Good news is that I bought a car and got rid of the truck. The truck drop-off netted me $800 I'd forgotten about, which was serving as the security deposit for the guy's truck that I was renting. It's good to be driving the new car rather than the big beast, which was really hard to maneuver in the tight parking lot out back.
You'll notice, if you scrutinize the picture above, that the car's got nearly 100k miles on it. I spent $5k and got a car that I figured would have a great chance of running reliably for three years or so. Last night while I was driving home, the 'check engine' light went on. Great. The Friday of labor day weekend. Fingers crossed for a bit.
One of the main reasons I'm feeling the money pinch is that the bank here in Evanston decided to bounce the cashier's check that I got from the other bank, down in Lincoln Square, when I closed that account. And then, for some reason, decided to debit my account twice for the amount of that check. Once just wasn't enough, apparently.
Days later, after continuing to look at a balance that's much lower than I know it should be, but still not being able to avoid being nervous about it, as if the balance it's telling me really is the real balance, plus, worrying that the whole screw-up would cause the check I wrote to pay for the car to bounce, I finally got word that there was a problem with the endorsement.
I signed it and gave it to the teller, but she didn't stamp it, apparently, to verify that I was endorsing it on behalf of the company. The conversation with the bank guy was not amusing.
Bank guy: "Oh, did you want us to stamp it?"
Me: "I don't know, I don't even know what 'stamp it' means. I wanted you to do whatever needed to be done to make the money go into my account."
BG: "OK, so in this situation, in the future, do you want us to stamp your checks?"
Gaaah!

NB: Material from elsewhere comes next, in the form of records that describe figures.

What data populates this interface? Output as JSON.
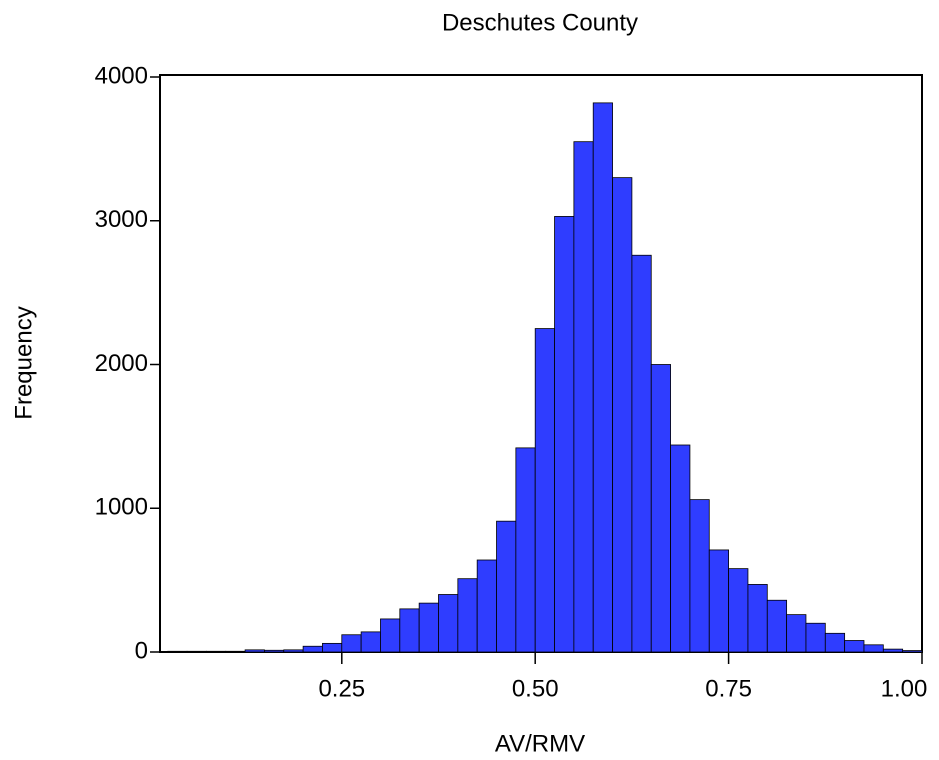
{
  "chart_data": {
    "type": "histogram",
    "title": "Deschutes County",
    "x_label": "AV/RMV",
    "y_label": "Frequency",
    "bins": [
      0.025,
      0.05,
      0.075,
      0.1,
      0.125,
      0.15,
      0.175,
      0.2,
      0.225,
      0.25,
      0.275,
      0.3,
      0.325,
      0.35,
      0.375,
      0.4,
      0.425,
      0.45,
      0.475,
      0.5,
      0.525,
      0.55,
      0.575,
      0.6,
      0.625,
      0.65,
      0.675,
      0.7,
      0.725,
      0.75,
      0.775,
      0.8,
      0.825,
      0.85,
      0.875,
      0.9,
      0.925,
      0.95,
      0.975,
      1.0
    ],
    "values": [
      5,
      5,
      5,
      5,
      15,
      12,
      15,
      40,
      60,
      120,
      140,
      230,
      300,
      340,
      400,
      510,
      640,
      910,
      1420,
      2250,
      3030,
      3550,
      3820,
      3300,
      2760,
      2000,
      1440,
      1060,
      710,
      580,
      470,
      360,
      260,
      200,
      130,
      80,
      50,
      20,
      10,
      30
    ],
    "color": "#2f3dff",
    "xlim": [
      0.015,
      1.0
    ],
    "ylim": [
      0,
      4000
    ],
    "xticks": [
      {
        "value": 0.25,
        "label": "0.25"
      },
      {
        "value": 0.5,
        "label": "0.50"
      },
      {
        "value": 0.75,
        "label": "0.75"
      },
      {
        "value": 1.0,
        "label": "1.00"
      }
    ],
    "yticks": [
      0,
      1000,
      2000,
      3000,
      4000
    ]
  }
}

Of course! Jeez, what are you, an idiot? When someone walks up to the window and hands you a big check to deposit into their account, they want you to do ALL THE VARIOUS BOOKKEEPING ACTIONS NECESSARY TO MAKE THE MONEY GO INTO THE ACCOUNT.
Do I have to spell out every step for you people? You're bankers. Bank!
Anyway, I believe the situation will be remedied early next week, but I can't help but worry about money because of it.
Then, besides the car being a potential money sink, I walk in this morning and there's a big puddle of water by the back door, right under where the A/C unit is in the ceiling and I think the worst. I'm immediately moving ladders around, taking ceiling tiles off, and flashlighting around up there, trying to see if there's any kind of leak.
After playing with it for a while, I think it came from the drip pan of one of the countertop beverage coolers we moved back there yesterday, and so is a minor problem, but, again, it's giving me a scare.
Oh, and I opened the electric bill for September and it's over $500. And that's with having all the coolers (including the walk-ins) turned off the entire month!
I've also been spending tons of money. A few $200 orders to restaurant supply stores for smallwares, a meat grinder purchase, a few hundred for hood cleaning/servicing, a few for getting the hot equipment configured and up, a few more for the fire suppression service to recharge the Ansul system, and, on top of all that, a car. All that adds up to an expensive week.
All these little things are making realize how tight my budget is. I'm planning for everything to go smoothly and income to start flowing in my direction in late September. If some of literally dozens of things--most notably, my inspections with the city-- don't happen the way they're supposed to along the way, I'm worried about running out of money.